Dr. Ogenga is a Professor of Communication and Media Studies, the Head of the Department of Communication, Journalism and Media Studies, Rongo University, Kenya and the Founding Director, Center for Media, Democracy, Peace & Security (CMDPS). He writes expert commentaries for the Daily Nation and Standard mainstream newspapers in Kenya, has been quoted by leading global news outlets such as the Voice of America (VOA) and participated in a UN policy round table on Media Representations of (in) Security in Africa. He has contributed several peer-reviewed scholarly journal articles on media, elections, conflict, de-radicalization and peacebuilding in Africa in journals such as Journal of African Elections, Africa Conflict and Peace-building Review, Conflict and Communication Online, Media and Democracy Journal, Global Media Journal, Journal of Journalism and Mass Communication, Africa Journal of Democracy and Governance, Congo Afrique, Semiotica – Global Journal of Semiotics among others.
Dr. Ogenga is a beneficiary of the 2014 and 2016 Africa Diaspora Fellowship (ADF), recipient of the 2014 Africa Peacebuilding Network (APN) Research Grant, Carnegie Fund for Conference Attendance and APN’s 2017 East Africa Media Training Workshop Grant. He is also a recipient of the 2016 Southern Voices Network for Peace building Scholarship (Woodrow Wilson International Center for Scholars, USA). Ogenga has worked as a Visiting Scholar on Media and Sociology at the Institute for the Advancement of Social Sciences (IASS), Boston University, USA and was appointed a Visiting Researcher at the African Studies Center, Boston University, in 2015. Currently, he has been appointed as a member of the International Panel for Exiting Violence (IPEV).

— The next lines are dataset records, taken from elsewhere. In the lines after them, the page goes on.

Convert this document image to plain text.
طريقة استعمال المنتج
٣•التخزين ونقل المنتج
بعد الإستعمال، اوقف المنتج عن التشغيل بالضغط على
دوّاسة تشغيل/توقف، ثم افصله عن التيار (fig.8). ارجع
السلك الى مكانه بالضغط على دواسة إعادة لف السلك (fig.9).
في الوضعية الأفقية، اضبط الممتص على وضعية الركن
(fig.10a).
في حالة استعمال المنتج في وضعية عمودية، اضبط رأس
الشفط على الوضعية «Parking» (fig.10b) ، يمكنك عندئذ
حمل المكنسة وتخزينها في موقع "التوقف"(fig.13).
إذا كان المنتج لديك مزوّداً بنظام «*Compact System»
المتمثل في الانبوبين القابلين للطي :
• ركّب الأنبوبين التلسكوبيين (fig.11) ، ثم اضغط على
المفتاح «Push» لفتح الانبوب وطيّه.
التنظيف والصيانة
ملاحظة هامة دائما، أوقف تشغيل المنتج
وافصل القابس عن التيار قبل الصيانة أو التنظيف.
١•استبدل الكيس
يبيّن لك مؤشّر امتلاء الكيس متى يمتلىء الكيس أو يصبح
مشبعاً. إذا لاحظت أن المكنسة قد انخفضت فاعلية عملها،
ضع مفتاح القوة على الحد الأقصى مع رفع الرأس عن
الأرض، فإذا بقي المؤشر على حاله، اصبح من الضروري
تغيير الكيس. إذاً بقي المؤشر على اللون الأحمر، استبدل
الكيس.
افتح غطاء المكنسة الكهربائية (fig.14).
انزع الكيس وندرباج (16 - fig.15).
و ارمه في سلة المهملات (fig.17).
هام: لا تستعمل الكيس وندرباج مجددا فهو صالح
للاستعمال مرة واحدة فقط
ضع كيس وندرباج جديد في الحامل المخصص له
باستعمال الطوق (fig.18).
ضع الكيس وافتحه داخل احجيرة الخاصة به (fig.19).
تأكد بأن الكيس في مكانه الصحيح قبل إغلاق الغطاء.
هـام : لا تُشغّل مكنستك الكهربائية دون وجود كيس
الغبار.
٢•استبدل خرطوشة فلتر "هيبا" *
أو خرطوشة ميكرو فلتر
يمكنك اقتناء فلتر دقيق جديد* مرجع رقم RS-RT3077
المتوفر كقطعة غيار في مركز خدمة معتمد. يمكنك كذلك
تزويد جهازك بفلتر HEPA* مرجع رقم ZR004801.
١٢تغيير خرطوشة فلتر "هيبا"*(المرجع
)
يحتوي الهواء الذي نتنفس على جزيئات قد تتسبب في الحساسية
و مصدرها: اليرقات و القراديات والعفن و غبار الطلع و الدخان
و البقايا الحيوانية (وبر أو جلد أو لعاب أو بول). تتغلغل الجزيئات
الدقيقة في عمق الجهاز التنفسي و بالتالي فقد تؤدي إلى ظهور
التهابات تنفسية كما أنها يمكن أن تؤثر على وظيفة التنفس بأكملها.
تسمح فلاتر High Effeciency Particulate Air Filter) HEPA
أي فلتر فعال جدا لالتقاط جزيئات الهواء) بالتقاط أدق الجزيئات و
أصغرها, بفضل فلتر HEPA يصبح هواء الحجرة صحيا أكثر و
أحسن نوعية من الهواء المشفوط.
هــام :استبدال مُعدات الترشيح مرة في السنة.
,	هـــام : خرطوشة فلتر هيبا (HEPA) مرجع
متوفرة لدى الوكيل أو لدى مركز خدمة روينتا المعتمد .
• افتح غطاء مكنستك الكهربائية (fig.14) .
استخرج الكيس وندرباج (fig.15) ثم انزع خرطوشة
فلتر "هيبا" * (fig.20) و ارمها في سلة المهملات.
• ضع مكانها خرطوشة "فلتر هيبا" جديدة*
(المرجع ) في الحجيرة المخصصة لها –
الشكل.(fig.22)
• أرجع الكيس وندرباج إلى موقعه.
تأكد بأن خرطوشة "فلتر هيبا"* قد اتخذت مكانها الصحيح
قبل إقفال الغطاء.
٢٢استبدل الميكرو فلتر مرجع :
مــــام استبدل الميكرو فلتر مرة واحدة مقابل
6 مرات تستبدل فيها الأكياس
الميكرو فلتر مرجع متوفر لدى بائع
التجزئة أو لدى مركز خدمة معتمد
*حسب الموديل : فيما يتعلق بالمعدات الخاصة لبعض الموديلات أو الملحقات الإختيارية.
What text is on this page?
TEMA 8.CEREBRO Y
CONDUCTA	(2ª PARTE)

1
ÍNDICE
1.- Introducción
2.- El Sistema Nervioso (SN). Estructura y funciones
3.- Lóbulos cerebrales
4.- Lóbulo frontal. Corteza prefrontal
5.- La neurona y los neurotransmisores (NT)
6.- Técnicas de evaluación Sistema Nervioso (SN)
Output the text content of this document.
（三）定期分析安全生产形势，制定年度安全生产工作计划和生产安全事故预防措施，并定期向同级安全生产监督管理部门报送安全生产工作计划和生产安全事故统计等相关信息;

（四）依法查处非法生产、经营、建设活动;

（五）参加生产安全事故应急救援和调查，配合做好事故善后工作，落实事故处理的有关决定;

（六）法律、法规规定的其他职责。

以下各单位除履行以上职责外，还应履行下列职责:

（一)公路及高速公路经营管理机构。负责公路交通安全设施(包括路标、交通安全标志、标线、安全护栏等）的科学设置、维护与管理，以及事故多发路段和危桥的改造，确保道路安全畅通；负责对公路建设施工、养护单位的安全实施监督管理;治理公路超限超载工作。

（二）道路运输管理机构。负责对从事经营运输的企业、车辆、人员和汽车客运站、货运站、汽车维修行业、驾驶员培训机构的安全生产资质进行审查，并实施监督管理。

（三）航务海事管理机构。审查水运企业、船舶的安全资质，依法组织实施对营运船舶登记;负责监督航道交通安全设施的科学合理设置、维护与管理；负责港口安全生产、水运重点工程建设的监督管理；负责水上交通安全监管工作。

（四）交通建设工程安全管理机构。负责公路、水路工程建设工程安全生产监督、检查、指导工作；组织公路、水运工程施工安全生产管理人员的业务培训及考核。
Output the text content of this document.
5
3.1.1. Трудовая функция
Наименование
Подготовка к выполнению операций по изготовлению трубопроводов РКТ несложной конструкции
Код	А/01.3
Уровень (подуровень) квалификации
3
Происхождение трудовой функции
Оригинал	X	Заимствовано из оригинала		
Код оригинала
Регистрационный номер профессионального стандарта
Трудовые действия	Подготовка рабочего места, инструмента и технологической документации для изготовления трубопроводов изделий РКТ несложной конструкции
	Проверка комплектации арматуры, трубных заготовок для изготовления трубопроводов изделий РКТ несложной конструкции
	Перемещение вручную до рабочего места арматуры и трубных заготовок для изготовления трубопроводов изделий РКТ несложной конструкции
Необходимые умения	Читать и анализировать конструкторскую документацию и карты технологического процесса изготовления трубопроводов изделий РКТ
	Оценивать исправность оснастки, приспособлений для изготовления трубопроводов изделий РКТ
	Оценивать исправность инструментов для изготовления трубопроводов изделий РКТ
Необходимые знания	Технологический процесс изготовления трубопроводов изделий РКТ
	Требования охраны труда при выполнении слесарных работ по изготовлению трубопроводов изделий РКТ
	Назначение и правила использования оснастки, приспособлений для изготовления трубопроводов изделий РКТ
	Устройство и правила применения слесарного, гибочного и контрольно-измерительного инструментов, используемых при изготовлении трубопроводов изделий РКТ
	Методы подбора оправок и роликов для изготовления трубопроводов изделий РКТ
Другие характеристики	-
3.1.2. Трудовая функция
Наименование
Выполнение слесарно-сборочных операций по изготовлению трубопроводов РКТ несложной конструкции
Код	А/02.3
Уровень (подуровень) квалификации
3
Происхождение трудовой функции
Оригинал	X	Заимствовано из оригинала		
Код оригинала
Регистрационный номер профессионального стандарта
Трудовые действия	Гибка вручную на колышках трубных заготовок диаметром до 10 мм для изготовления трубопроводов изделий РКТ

At Rongo University’s Center for Media, Democracy, Peace and Security, Ogenga is championing a pan-African journalistic institutional approach as a means of preventing violent conflict. The approach is premised on Hybrid Peace Journalism (HPJ) pan-African philosophical and methodological gnosis to media representation of conflict and peacebuilding.in Africa anchored on Utu or Humanity, Umoja or Unity and Harambee or collective belonging.